A 2020 ACL paper that conducts a large-scale human evaluation of hallucinated content in neural abstractive summarisation systems on the eXtreme Summarization (XSum) task. The authors compare RNN, CNN, Transformer and pretrained-LM summarisers as well as human-written summaries, asking how frequently each hallucinates and what kinds of hallucinations they produce. They also evaluate whether automatic metrics correlate with the human faithfulness judgements.

Contribution¶

Two pieces. (1) A documented finding that "human annotators found substantial amounts of hallucinated content in all model generated summaries," but that pretrained models are better summarisers — not only by ROUGE but also by human-judged faithfulness and factuality. (2) A methodological finding: textual-entailment-based measures correlate with faithfulness better than standard ROUGE-style metrics, pointing toward better automatic evaluation, training and decoding criteria.

Method¶

Large-scale human evaluation on XSum across multiple model families (RNN, CNN, Transformer, pretrained), plus correlation analysis of candidate automatic metrics against human faithfulness judgements. Annotations released publicly.

Relevance to RISE¶

A foundational pre-LLM reference on hallucination in text-generation that anchors the hallucination and reasoning-faithfulness themes for RISE. Catalog projects that synthesise or summarise sources at scale — storm, autosurvey, surveyx, paper-qa — inherit exactly the intrinsic/extrinsic hallucination failure modes this paper documents, and the entailment-as-evaluation finding directly informs how their output should be measured.

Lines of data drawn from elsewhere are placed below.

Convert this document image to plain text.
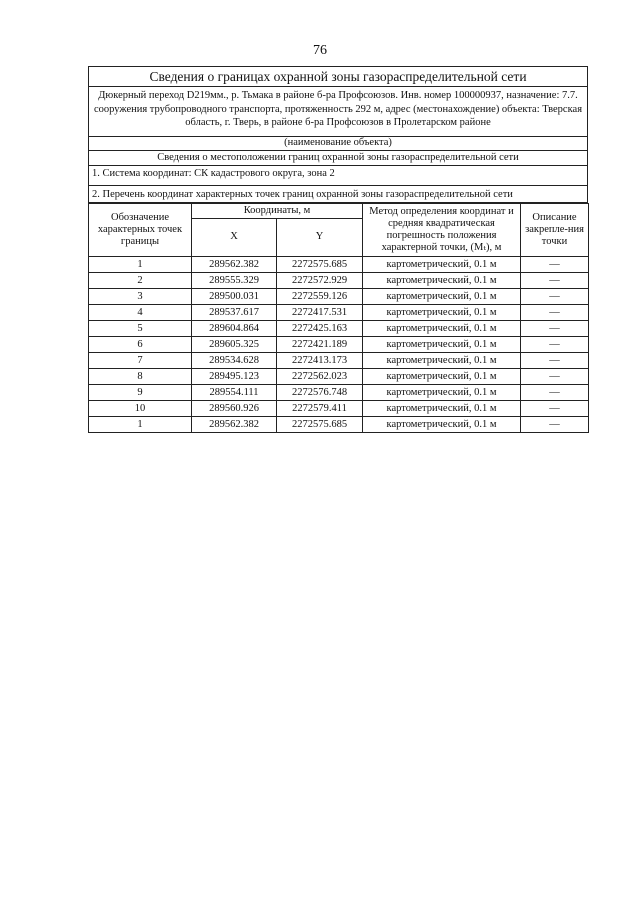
76
Сведения о границах охранной зоны газораспределительной сети
Дюкерный переход D219мм., р. Тьмака в районе б-ра Профсоюзов. Инв. номер 100000937, назначение: 7.7. сооружения трубопроводного транспорта, протяженность 292 м, адрес (местонахождение) объекта: Тверская область, г. Тверь, в районе б-ра Профсоюзов в Пролетарском районе
(наименование объекта)
Сведения о местоположении границ охранной зоны газораспределительной сети
1. Система координат: СК кадастрового округа, зона 2
2. Перечень координат характерных точек границ охранной зоны газораспределительной сети
Обозначение характерных точек границы	Координаты, м		Метод определения координат и средняя квадратическая погрешность положения характерной точки, (Mₜ), м	Описание закрепле-ния точки
	X	Y		
1	289562.382	2272575.685	картометрический, 0.1 м	—
2	289555.329	2272572.929	картометрический, 0.1 м	—
3	289500.031	2272559.126	картометрический, 0.1 м	—
4	289537.617	2272417.531	картометрический, 0.1 м	—
5	289604.864	2272425.163	картометрический, 0.1 м	—
6	289605.325	2272421.189	картометрический, 0.1 м	—
7	289534.628	2272413.173	картометрический, 0.1 м	—
8	289495.123	2272562.023	картометрический, 0.1 м	—
9	289554.111	2272576.748	картометрический, 0.1 м	—
10	289560.926	2272579.411	картометрический, 0.1 м	—
1	289562.382	2272575.685	картометрический, 0.1 м	—
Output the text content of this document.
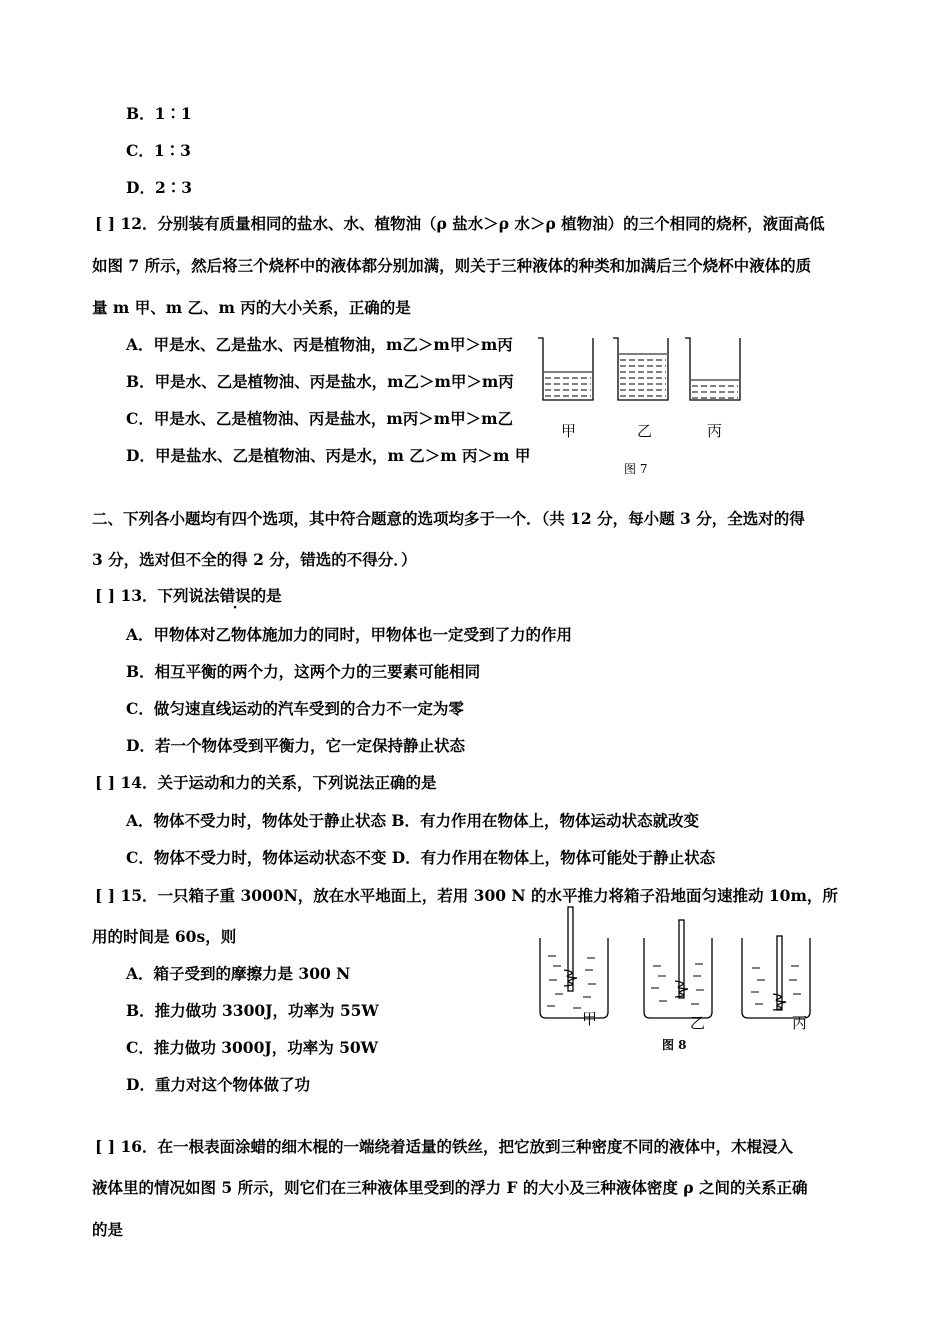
B．1∶1
C．1∶3
D．2∶3
[ ] 12．分别装有质量相同的盐水、水、植物油（ρ 盐水＞ρ 水＞ρ 植物油）的三个相同的烧杯，液面高低
如图 7 所示，然后将三个烧杯中的液体都分别加满，则关于三种液体的种类和加满后三个烧杯中液体的质
量 m 甲、m 乙、m 丙的大小关系，正确的是
A．甲是水、乙是盐水、丙是植物油，m乙＞m甲＞m丙
B．甲是水、乙是植物油、丙是盐水，m乙＞m甲＞m丙
C．甲是水、乙是植物油、丙是盐水，m丙＞m甲＞m乙
D．甲是盐水、乙是植物油、丙是水，m 乙＞m 丙＞m 甲
甲	乙	丙
图 7
二、下列各小题均有四个选项，其中符合题意的选项均多于一个．（共 12 分，每小题 3 分，全选对的得
3 分，选对但不全的得 2 分，错选的不得分．）
[ ] 13．下列说法错误的是
A．甲物体对乙物体施加力的同时，甲物体也一定受到了力的作用
B．相互平衡的两个力，这两个力的三要素可能相同
C．做匀速直线运动的汽车受到的合力不一定为零
D．若一个物体受到平衡力，它一定保持静止状态
[ ] 14．关于运动和力的关系，下列说法正确的是
A．物体不受力时，物体处于静止状态 B．有力作用在物体上，物体运动状态就改变
C．物体不受力时，物体运动状态不变 D．有力作用在物体上，物体可能处于静止状态
[ ] 15．一只箱子重 3000N，放在水平地面上，若用 300 N 的水平推力将箱子沿地面匀速推动 10m，所
用的时间是 60s，则
A．箱子受到的摩擦力是 300 N
B．推力做功 3300J，功率为 55W
C．推力做功 3000J，功率为 50W
D．重力对这个物体做了功
甲	乙	丙
图 8
[ ] 16．在一根表面涂蜡的细木棍的一端绕着适量的铁丝，把它放到三种密度不同的液体中，木棍浸入
液体里的情况如图 5 所示，则它们在三种液体里受到的浮力 F 的大小及三种液体密度 ρ 之间的关系正确
的是
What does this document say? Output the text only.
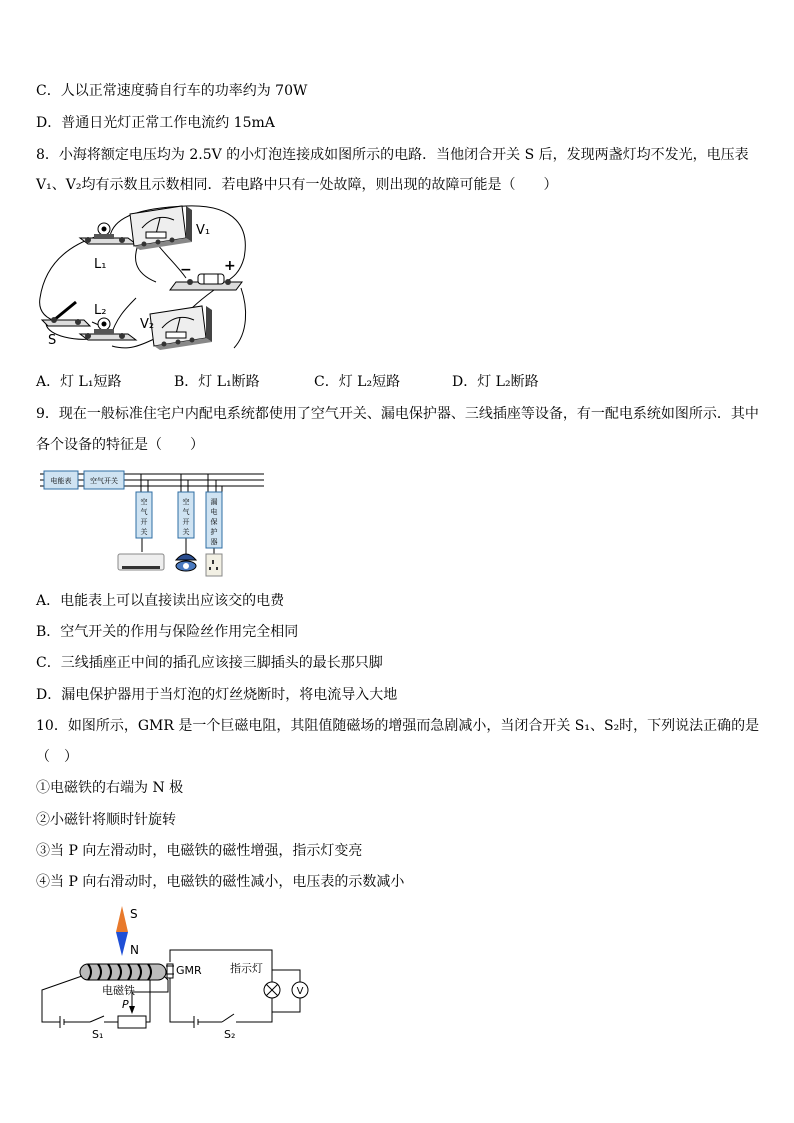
C．人以正常速度骑自行车的功率约为 70W
D．普通日光灯正常工作电流约 15mA
8．小海将额定电压均为 2.5V 的小灯泡连接成如图所示的电路．当他闭合开关 S 后，发现两盏灯均不发光，电压表
V₁、V₂均有示数且示数相同．若电路中只有一处故障，则出现的故障可能是（　　）
L₁
V₁
− +
S
L₂
V₂
A．灯 L₁短路	B．灯 L₁断路	C．灯 L₂短路	D．灯 L₂断路
9．现在一般标准住宅户内配电系统都使用了空气开关、漏电保护器、三线插座等设备，有一配电系统如图所示．其中
各个设备的特征是（　　）
电能表	空气开关
空
气
开
关
空
气
开
关
漏
电
保
护
器
A．电能表上可以直接读出应该交的电费
B．空气开关的作用与保险丝作用完全相同
C．三线插座正中间的插孔应该接三脚插头的最长那只脚
D．漏电保护器用于当灯泡的灯丝烧断时，将电流导入大地
10．如图所示，GMR 是一个巨磁电阻，其阻值随磁场的增强而急剧减小，当闭合开关 S₁、S₂时，下列说法正确的是
（　）
①电磁铁的右端为 N 极
②小磁针将顺时针旋转
③当 P 向左滑动时，电磁铁的磁性增强，指示灯变亮
④当 P 向右滑动时，电磁铁的磁性减小，电压表的示数减小
S
N
电磁铁
P
S₁
GMR	指示灯
V
S₂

Critique / open questions¶

Conducted on XSum, an extreme-summarisation benchmark not representative of research-paper-length generation; pre-LLM era, so quantitative numbers do not directly transfer to current models. Faithfulness is defined relative to a single source document, not to multi-source synthesis as in RISE pipelines.

Key quotes¶

"These models are highly prone to hallucinate content that is unfaithful to the input document."

"Textual entailment measures better correlate with faithfulness than standard metrics, potentially leading the way to automatic evaluation metrics as well as training and decoding criteria."